How does atheroma increase risk of thrombosis?

Answer 51

• atheroma plaque can rupture endothelium of an artery
• this damages artery wall + leaves rough surface
• platelets and fibrin accumulate are site of damage and form blood clot
• blood clot can cause complete blockage of artery, or it can become dislodged and block blood vessel elsewhere in body
• debris from rupture can cause another blood clot to form further down the artery.

Question 52

How does interrupted blood flow to the heart cause a myocardial infarction?

Answer 52

• heart muscle supplied with blood by the coronary arteries
• this blood contains oxygen needed by heart muscles to carry out respiration
• if coronary artery becomes completely blocked area of heart will be cut off from its blood supply, receiving no oxygen
• this causes myocardial infarction (heart attack)
• heart attack can cause damage and death of heart muscle
• symptoms: pain in chest and upper body, shortness of breath and sweating.

Question 53

How does high blood cholesterol and poor diet increase risk of cardiovascular disease?

Answer 53

• if blood cholesterol level high, risk of cardiovascular disease increased
• because cholesterol is one of main constituents of the fatty acids that form atheromas
• atheromas can lead to increased blood pressure + blood clots
• this could block flow of blood to coronary arteries, which could cause myocardial infarction
• diet high in saturated fat associated with high blood cholesterol levels
• diet high in salt also increases risk of cardiovascular disease because it increases risk of high blood pressure.

Question 54

How does cigarette smoking increase the risk of cardiovascular disease?

Answer 54

• both nicotine and carbon monoxide, found in cigarette smoke, increase risk of cardiovascular disease
• nicotine increases risk of high blood pressure
• carbon monoxide combines with haemoglobin and reduces amount of oxygen transported in blood, so reduces amount of oxygen available to tissues
• if heart muscles don’t receive enough oxygen can lead to heart attack
• smoking also decreases amount of antioxidants in blood, these important for protecting cells from damage.

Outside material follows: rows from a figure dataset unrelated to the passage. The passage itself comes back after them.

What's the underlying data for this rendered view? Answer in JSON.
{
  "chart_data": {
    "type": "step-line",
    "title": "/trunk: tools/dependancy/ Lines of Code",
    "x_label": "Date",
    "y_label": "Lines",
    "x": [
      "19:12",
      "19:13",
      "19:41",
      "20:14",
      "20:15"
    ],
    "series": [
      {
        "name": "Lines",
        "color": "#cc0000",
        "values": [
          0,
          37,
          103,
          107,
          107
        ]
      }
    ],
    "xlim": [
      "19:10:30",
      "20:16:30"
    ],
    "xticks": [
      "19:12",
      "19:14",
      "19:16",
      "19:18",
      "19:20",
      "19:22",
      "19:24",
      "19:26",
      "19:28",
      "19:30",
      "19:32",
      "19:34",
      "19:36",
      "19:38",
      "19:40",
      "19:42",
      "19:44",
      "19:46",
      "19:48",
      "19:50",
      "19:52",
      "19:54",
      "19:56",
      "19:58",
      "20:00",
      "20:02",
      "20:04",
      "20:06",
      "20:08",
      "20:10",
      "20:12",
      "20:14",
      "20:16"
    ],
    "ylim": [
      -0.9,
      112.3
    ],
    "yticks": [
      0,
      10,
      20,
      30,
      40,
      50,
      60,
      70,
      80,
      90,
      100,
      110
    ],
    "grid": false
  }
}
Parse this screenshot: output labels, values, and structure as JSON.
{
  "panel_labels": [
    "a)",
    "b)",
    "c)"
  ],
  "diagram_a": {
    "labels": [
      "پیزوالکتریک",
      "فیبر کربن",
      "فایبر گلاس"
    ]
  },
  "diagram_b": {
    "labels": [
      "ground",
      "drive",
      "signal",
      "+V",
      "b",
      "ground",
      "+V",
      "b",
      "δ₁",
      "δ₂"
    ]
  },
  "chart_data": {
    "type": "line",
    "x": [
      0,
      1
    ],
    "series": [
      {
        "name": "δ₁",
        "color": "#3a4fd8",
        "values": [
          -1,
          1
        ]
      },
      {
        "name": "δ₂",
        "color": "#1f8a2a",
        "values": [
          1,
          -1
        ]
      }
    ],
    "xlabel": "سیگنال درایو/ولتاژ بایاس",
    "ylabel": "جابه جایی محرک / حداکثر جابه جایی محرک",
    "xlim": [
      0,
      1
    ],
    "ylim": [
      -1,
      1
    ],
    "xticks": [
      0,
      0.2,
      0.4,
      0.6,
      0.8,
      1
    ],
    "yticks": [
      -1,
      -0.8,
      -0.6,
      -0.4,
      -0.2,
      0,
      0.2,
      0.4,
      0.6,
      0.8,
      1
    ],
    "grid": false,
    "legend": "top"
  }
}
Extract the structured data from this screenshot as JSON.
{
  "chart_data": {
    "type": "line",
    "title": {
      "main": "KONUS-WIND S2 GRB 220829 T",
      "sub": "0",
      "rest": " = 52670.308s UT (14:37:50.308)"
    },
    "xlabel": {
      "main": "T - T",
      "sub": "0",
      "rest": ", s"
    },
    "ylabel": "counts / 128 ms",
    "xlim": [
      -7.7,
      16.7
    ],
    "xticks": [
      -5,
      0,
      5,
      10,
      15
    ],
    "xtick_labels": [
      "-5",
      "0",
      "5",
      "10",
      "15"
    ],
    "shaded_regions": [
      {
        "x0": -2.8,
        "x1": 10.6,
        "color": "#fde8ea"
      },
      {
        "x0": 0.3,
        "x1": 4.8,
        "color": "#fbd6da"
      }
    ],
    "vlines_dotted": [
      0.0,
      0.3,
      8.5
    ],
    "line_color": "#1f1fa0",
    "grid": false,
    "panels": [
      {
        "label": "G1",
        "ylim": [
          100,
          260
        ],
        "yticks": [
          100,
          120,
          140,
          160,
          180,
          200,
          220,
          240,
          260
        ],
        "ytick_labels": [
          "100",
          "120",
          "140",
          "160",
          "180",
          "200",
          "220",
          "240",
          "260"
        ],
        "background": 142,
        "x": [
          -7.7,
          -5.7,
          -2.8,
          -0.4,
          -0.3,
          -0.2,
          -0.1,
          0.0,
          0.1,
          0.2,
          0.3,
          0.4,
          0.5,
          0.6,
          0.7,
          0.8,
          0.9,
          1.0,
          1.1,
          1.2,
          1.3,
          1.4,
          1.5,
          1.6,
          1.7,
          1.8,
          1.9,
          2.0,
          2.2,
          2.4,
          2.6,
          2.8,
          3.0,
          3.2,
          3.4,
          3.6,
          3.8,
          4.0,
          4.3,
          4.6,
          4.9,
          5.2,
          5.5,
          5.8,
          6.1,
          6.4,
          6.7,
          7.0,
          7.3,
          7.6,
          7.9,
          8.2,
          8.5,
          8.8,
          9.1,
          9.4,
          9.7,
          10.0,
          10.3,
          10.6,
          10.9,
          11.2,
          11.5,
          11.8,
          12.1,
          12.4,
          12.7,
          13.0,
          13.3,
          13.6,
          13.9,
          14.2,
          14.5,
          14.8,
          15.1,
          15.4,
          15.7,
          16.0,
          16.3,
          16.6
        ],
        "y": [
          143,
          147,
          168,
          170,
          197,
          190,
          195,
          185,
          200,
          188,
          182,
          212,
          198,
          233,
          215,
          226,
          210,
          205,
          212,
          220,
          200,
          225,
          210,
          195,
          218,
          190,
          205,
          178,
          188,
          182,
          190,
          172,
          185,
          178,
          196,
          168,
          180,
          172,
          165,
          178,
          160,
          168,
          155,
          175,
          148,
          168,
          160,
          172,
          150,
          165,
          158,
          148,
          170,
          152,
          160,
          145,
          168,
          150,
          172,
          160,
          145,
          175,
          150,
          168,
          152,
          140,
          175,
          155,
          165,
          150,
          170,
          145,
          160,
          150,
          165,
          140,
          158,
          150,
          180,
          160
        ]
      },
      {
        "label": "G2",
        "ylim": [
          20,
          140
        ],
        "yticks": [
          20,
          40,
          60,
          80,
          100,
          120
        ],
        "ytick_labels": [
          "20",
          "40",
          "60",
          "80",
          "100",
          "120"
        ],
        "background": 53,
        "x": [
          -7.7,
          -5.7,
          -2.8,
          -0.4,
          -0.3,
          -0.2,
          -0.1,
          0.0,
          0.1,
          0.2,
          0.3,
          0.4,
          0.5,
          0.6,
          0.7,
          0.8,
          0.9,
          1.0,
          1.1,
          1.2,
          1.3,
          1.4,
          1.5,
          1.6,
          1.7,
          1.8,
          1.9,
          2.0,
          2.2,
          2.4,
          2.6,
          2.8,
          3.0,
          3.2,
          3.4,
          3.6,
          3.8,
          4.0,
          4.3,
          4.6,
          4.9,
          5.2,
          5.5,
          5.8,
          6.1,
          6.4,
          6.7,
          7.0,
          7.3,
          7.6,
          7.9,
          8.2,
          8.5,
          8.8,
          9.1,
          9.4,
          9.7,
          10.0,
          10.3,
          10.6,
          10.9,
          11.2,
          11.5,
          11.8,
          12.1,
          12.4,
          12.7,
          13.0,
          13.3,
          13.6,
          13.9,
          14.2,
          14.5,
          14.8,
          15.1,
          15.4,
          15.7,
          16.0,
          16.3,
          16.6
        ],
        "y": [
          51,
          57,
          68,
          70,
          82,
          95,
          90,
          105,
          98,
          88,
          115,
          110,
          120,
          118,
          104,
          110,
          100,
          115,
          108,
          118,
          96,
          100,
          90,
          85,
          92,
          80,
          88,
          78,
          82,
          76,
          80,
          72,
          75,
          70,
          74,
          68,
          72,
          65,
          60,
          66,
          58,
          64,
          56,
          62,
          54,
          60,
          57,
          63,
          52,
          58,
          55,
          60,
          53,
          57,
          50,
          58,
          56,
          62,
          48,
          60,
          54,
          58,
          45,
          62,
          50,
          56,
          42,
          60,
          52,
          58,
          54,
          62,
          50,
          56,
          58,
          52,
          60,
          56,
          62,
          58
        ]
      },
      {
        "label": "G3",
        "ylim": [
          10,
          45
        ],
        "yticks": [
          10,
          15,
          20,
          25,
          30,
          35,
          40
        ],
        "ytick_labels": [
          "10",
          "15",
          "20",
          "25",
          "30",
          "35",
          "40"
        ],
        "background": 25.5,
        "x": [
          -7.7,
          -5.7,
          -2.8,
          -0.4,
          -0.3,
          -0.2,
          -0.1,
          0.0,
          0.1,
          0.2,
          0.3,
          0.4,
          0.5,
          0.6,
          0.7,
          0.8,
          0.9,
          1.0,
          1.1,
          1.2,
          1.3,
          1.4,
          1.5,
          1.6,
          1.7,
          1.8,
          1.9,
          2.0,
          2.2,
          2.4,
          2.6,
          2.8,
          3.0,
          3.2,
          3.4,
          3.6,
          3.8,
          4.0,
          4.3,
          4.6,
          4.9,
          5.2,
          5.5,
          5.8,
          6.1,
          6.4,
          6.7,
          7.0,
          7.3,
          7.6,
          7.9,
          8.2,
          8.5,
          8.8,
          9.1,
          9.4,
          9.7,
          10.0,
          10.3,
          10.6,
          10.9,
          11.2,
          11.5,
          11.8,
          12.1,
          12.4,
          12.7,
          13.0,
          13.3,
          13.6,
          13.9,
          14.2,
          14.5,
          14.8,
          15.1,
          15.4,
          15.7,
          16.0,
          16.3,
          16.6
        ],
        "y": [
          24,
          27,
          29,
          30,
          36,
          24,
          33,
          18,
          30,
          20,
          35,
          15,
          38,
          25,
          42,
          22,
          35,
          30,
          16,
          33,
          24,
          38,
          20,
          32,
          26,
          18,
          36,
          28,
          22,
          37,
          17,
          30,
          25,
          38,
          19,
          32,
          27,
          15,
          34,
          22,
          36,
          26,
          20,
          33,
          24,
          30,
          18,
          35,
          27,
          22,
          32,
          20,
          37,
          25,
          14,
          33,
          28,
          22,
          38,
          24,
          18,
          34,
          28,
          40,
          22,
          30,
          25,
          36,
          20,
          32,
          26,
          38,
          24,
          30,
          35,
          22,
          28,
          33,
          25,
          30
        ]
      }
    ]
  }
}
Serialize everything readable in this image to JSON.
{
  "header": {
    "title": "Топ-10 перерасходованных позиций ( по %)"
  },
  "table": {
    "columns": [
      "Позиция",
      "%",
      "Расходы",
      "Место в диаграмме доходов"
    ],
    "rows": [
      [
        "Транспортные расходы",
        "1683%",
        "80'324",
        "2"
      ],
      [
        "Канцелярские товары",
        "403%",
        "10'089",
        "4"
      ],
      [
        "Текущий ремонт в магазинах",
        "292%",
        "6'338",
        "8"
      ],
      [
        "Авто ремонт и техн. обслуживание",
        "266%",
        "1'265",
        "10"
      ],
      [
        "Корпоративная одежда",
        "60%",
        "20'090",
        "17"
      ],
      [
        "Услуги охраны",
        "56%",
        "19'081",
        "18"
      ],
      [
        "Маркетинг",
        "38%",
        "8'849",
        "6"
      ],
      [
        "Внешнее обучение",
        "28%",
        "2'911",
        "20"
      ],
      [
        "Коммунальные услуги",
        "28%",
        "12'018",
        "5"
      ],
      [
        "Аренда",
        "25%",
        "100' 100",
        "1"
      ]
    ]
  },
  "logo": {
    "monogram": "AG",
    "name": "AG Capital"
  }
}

Fewer antioxidants means cell damage inn coronary artery walls is more likely, this can lead to atheroma formation.

Question 55

How does high blood pressure increase risk of cardiovascular disease?

Answer 55

• high blood pressure increases risk of damage to artery walls
• damaged walls have an increased risk of atheroma formation, causing further increase in blood pressure
• atheromas can cause blood clots to form
• blood clot could block flow of blood to heart muscle, possibly resulting in myocardial infarction
• so anything that increase blood pressure also increases risk of cardiovascular disease.